Penn State football fell from the ranks of the unbeaten Saturday, losing 20-12 to Ohio State in Columbus. Perhaps as frustrating as the seventh consecutive defeat from the Buckeyes was the manner in which the Nittany Lions lost the game. As seemingly happens almost every year, the Penn State defense was ready for the stage, only to have the offense squander away opportunity after opportunity. It was a recipe for defeat that was evident very early on Saturday, as Drew Allar and the offense struggled to find any semblance of a rhythm. But looking back, it was apparent to James Franklin and those in the Penn State program weeks ago what the Ohio State defense would try to do to slow down the Nittany Lions
James Franklin said defenses will force Drew Allar to beat them
Rewind to the start of fall camp. While everyone was in on the open secret that Drew Allar would be named the new Penn State starting QB, questions remained about how the offense would change with the sophomore under center.
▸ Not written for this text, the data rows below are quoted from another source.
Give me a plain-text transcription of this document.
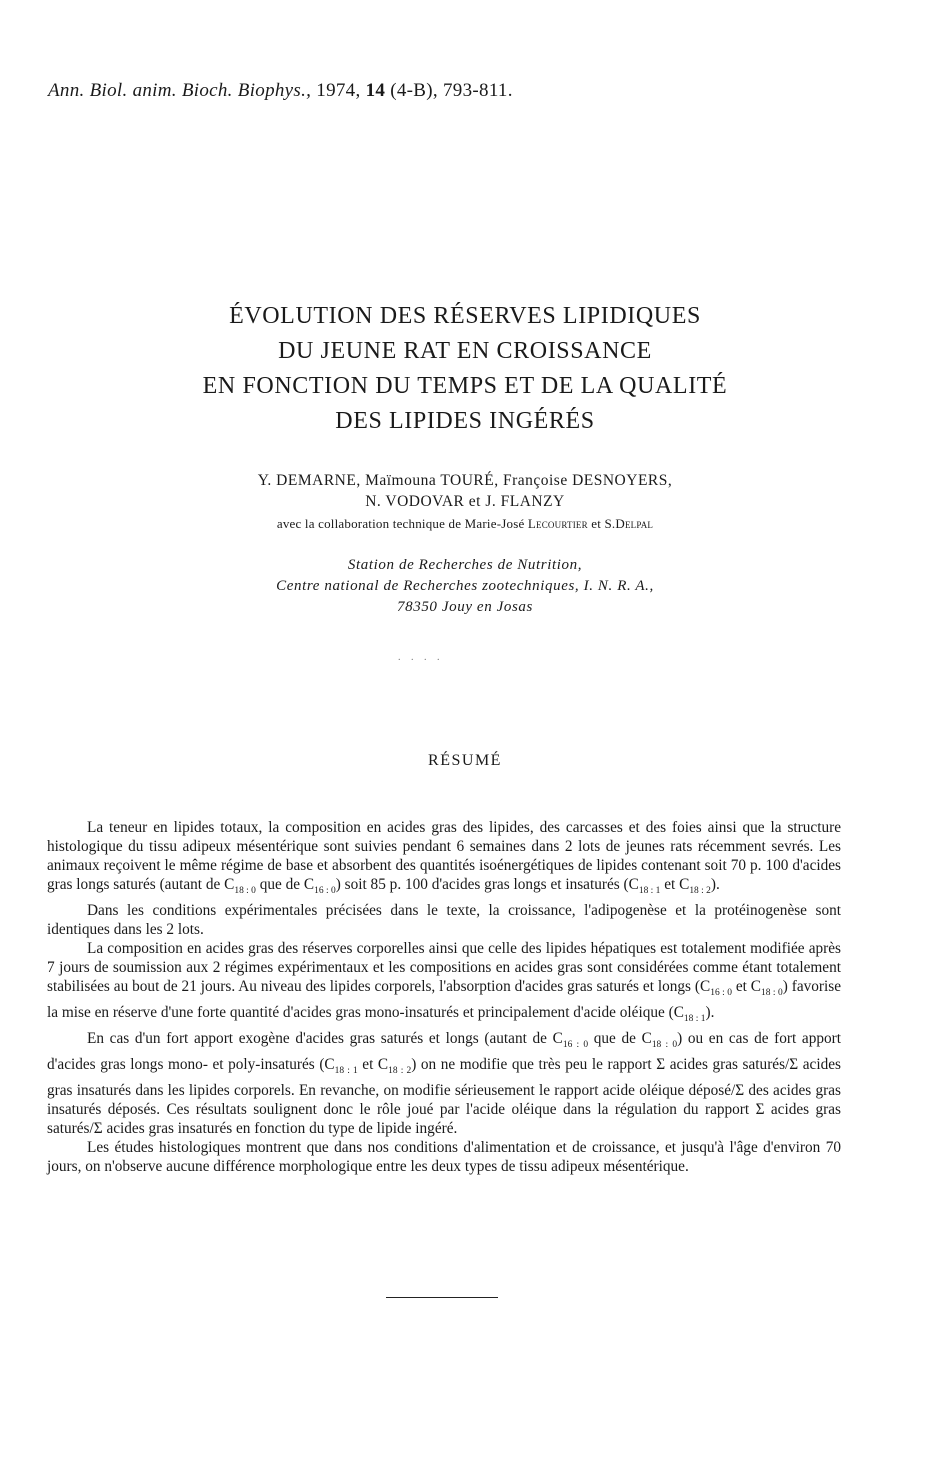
Ann. Biol. anim. Bioch. Biophys., 1974, 14 (4-B), 793-811.
ÉVOLUTION DES RÉSERVES LIPIDIQUES
DU JEUNE RAT EN CROISSANCE
EN FONCTION DU TEMPS ET DE LA QUALITÉ
DES LIPIDES INGÉRÉS
Y. DEMARNE, Maïmouna TOURÉ, Françoise DESNOYERS,
N. VODOVAR et J. FLANZY
avec la collaboration technique de Marie-José Lecourtier et S.Delpal
Station de Recherches de Nutrition,
Centre national de Recherches zootechniques, I. N. R. A.,
78350 Jouy en Josas
. . . .
RÉSUMÉ

La teneur en lipides totaux, la composition en acides gras des lipides, des carcasses et des foies ainsi que la structure histologique du tissu adipeux mésentérique sont suivies pendant 6 semaines dans 2 lots de jeunes rats récemment sevrés. Les animaux reçoivent le même régime de base et absorbent des quantités isoénergétiques de lipides contenant soit 70 p. 100 d'acides gras longs saturés (autant de $C_{18 : 0}$ que de $C_{16 : 0}$) soit 85 p. 100 d'acides gras longs et insaturés ($C_{18 : 1}$ et $C_{18 : 2}$).

Dans les conditions expérimentales précisées dans le texte, la croissance, l'adipogenèse et la protéinogenèse sont identiques dans les 2 lots.

La composition en acides gras des réserves corporelles ainsi que celle des lipides hépatiques est totalement modifiée après 7 jours de soumission aux 2 régimes expérimentaux et les compositions en acides gras sont considérées comme étant totalement stabilisées au bout de 21 jours. Au niveau des lipides corporels, l'absorption d'acides gras saturés et longs ($C_{16 : 0}$ et $C_{18 : 0}$) favorise la mise en réserve d'une forte quantité d'acides gras mono-insaturés et principalement d'acide oléique $(C_{18 : 1})$.

En cas d'un fort apport exogène d'acides gras saturés et longs (autant de $C_{16 : 0}$ que de $C_{18 : 0}$) ou en cas de fort apport d'acides gras longs mono- et poly-insaturés ($C_{18 : 1}$ et $C_{18 : 2}$) on ne modifie que très peu le rapport Σ acides gras saturés/Σ acides gras insaturés dans les lipides corporels. En revanche, on modifie sérieusement le rapport acide oléique déposé/Σ des acides gras insaturés déposés. Ces résultats soulignent donc le rôle joué par l'acide oléique dans la régulation du rapport Σ acides gras saturés/Σ acides gras insaturés en fonction du type de lipide ingéré.

Les études histologiques montrent que dans nos conditions d'alimentation et de croissance, et jusqu'à l'âge d'environ 70 jours, on n'observe aucune différence morphologique entre les deux types de tissu adipeux mésentérique.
Those questions were seemingly answered early in the season, as Allar opened the year to the tune of 529 yards passing and four scores over the first two games.
After the win over Delaware, James Franklin circled back to a message he had repeated during the offseason about how opposing defenses would attack the Penn State offense with a new QB.
“I think if you’re the first two opponents, specifically the first opponent, you say, ‘I’m not going to let Nick Singleton and Kaytron Allen beat us. I’m going to make a first-time starting QB prove that he can do it,'” Franklin said.
“No matter what the hype has been like, he’s still got to prove that he’s done it. Well, now I think the defensive coordinators moving forward, you’re in a tougher spot,” he continued. “You got two running backs that can be challenging. And you got a QB that’s shown that he’ll do it and can make the throws and make the plays. So now, there’s enough evidence out there that as a defensive coordinator, you’re questioning, ‘What is our model for beating Penn State in terms of our offense?'”
Ohio State took Franklin’s advice
Six weeks later, it turns out the model hasn’t changed.
Penn State actually had early success in the run game, with Nick Singleton and Kaytron Allen combining for 50 yards in the first quarter. But as soon as Ohio State adjusted to account for the run, the Nittany Lions offense looked lost.
Penn State only had five of 14 drives go for more than 20 yards on the day. The Nittany Lions went a combined 2-19 on third and fourth down, both conversions coming on the final series of the game.
The Buckeyes were set on making Drew Allar beat them. The 19-year-old looked rushed the entire afternoon, struggling to complete the short and intermediate passes that had defined his season so far. Allar finished 18-42 with 191 yards and a touchdown. Clearly, the Ohio State strategy worked.
Buckeyes showed the model for beating Penn State
Saturday’s outcome raises many questions. Why didn’t the Nittany Lions come up with a counterpunch when it seemed so obvious, even back in September, what Ohio State was going to do? Why weren’t the tight ends more heavily involved in the passing game when it was clear that the Penn State WRs were incapable of getting open? Why did James Franklin and Mike Yurcich abandon concepts like the T formation that had brought success through six games?
Unfortunately, we don’t have the answers to any of those questions now. But if Penn State football still wants to keep its season goals alive, the solutions must be found quickly. Because Ohio State yesterday, and James Franklin weeks ago, laid out the blueprint for beating Penn State football in 2023.